Meski dengan nuansa yang sangat
mirip, produk tetap bisa dibedakan dari produk asli, sehingga praktik tersebut
cukup rumit dipertimbangkan legalitasnya untuk digugat. Sebab, desain tidak
sepenuhnya sama serta penggunaan material yang berbeda sehingga konsumen tetap
bisa menilai produk itu bukan karya authentik desainer yang jadi
inspirasi, walau tetap sangat mengingatkan mereka pada barang aslinya.
Namun, apakah etis menggantungkan sebagian besar kreativitas untuk membuat
produk komersil dari karya orang lain?
Jerat Hukum yang Belum Kuat
Secara yuridis, masalah ini
menjadi kompleks. Hukum di Indonesia, seperti Undang-Undang Desain Industri,
memberikan perlindungan bagi karya-karya yang telah didaftarkan. Namun,
seringkali produk tiruan dibuat dengan sedikit modifikasi, seperti mengubah
ukuran, bentuk, atau material. Hal ini membuat praktik tersebut sulit digugat
karena tidak sepenuhnya identik.
Meski demikian, pakar hukum
melihat adanya celah. Berdasarkan Undang-Undang Persaingan Tidak Sehat,
peniruan dapat dianggap melanggar hukum jika menimbulkan kebingungan atau
asosiasi di benak konsumen bahwa produk tersebut berasal dari desainer asli.

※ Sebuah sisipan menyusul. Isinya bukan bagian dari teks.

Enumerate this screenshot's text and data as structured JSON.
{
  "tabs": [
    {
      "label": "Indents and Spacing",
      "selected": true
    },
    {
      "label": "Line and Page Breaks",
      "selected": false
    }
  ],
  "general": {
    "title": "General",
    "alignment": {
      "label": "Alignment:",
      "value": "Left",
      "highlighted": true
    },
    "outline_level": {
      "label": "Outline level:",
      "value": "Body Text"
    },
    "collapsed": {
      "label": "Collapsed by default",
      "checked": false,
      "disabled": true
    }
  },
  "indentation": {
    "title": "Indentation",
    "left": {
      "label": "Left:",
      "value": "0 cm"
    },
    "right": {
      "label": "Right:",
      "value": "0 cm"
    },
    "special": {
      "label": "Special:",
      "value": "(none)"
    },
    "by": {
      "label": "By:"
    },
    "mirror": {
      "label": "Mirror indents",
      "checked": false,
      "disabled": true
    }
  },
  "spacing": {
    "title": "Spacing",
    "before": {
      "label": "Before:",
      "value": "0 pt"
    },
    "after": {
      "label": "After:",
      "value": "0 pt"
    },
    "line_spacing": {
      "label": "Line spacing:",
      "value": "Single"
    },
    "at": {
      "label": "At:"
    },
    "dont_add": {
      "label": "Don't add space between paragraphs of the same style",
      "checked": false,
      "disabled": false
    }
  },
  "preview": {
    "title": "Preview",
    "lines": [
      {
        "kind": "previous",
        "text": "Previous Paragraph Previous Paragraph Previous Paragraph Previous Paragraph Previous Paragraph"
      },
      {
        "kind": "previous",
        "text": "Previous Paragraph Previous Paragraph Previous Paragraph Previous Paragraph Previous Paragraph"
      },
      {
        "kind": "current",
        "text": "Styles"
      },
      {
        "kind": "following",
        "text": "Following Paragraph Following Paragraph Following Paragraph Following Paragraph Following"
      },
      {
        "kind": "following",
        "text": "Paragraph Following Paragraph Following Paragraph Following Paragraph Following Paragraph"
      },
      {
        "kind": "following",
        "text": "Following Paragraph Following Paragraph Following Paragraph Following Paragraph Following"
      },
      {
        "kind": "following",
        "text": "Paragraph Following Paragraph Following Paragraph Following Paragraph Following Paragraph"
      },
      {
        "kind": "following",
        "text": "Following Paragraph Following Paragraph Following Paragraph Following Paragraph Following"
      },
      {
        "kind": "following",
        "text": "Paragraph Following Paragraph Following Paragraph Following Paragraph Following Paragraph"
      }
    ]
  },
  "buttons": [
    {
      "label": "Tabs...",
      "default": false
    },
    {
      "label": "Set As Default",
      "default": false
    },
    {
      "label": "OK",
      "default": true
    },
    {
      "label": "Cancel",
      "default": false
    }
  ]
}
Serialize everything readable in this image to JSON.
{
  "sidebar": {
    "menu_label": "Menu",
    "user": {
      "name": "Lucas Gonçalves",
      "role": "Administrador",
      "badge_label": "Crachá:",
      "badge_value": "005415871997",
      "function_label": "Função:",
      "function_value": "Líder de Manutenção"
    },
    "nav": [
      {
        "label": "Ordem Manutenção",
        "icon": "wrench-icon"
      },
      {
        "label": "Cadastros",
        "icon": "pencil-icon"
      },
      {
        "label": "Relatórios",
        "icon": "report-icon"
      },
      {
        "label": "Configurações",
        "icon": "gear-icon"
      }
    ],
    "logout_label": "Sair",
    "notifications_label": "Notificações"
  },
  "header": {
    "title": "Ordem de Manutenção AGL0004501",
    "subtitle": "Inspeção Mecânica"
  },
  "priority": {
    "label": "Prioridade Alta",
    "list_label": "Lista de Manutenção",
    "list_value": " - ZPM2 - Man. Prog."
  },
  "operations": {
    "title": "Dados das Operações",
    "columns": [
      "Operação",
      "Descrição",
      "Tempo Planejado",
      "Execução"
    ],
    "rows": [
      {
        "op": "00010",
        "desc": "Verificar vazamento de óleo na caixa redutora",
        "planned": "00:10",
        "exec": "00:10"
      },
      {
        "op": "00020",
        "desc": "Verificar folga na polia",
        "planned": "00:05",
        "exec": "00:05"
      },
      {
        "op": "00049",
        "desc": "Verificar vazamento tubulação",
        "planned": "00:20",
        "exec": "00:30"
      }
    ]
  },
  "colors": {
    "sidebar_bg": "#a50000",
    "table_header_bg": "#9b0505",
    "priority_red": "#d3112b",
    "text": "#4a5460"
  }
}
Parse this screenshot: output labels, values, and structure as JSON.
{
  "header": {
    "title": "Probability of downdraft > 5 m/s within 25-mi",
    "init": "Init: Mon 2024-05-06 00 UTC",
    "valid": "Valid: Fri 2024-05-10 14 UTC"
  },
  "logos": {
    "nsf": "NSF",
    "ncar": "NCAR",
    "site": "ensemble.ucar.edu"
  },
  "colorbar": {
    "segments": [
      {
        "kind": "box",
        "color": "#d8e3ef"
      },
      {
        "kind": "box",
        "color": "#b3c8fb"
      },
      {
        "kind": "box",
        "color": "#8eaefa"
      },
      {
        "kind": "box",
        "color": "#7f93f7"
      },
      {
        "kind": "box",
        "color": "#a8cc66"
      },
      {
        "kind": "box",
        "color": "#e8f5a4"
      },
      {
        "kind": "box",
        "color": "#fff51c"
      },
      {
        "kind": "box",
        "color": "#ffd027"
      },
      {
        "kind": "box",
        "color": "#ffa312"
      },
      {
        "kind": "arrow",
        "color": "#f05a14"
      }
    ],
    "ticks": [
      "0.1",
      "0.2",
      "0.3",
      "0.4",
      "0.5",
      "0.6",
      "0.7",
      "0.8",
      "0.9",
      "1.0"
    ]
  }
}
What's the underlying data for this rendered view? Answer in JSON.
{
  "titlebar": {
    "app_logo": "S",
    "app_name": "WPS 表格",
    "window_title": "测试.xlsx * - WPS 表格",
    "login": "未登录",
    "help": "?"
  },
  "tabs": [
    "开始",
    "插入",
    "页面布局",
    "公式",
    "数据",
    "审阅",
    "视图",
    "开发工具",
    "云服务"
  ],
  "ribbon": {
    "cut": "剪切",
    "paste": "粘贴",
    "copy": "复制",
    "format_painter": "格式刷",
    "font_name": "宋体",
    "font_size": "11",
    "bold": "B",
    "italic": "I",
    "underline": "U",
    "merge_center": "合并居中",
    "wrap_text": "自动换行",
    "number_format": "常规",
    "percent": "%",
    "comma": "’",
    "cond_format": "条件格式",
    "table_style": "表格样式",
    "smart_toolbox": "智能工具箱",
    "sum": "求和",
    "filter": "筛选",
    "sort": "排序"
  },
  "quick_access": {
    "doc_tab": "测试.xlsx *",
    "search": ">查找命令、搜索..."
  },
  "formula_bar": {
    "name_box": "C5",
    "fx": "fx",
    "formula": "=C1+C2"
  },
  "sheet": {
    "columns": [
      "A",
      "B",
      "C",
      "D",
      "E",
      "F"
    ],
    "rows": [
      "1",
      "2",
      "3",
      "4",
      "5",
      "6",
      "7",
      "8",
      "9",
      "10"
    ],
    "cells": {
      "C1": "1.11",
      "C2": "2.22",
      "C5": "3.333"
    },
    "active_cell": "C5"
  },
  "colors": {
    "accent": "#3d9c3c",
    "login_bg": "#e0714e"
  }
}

Meskipun demikian, masih banyak desainer yang enggan menempuh jalur hukum
karena proses yang panjang dan biaya yang tidak sedikit. Kementerian Hukum dan
HAM juga telah mengimbau para desainer untuk mendaftarkan kekayaan intelektual
mereka sebagai langkah preventif.
Menilik Kasus Legalitas IP
Lainnya
Jadi masalah global, kasus
“terinspirasi” atau mencontek desain juga terjadi di berbagai negara. Salah
satunya adalah kasus IP antara Issey Miyake dan Largu Co. Ltd, perusahaan asal
China, yang meniru tas ikonis Bao Bao. Melansir dari laman WIPO
Magazine, Largu Co. Ltd menjual tas yang kelewat mirip dengan Bao Bao
hingga menimbulkan kebingungan di tengah konsumen.
Pada tahun 2019, Pengadilan
Distrik Tokyo memutuskan bahwa Largu Co. Ltd melanggar Undang-Undang Pencegahan
Persaingan Tidak Sehat Jepang dan memerintahkan perusahaan untuk membayar Issey
Miyake hampir 700.000 USD sebagai ganti rugi, Beauties. Menariknya, pengadilan
menolak perbedaan ukuran dan bentuk antara elemen-elemen segitiga pada
produk sehingga Issey Miyake berhasil menangkan kasus.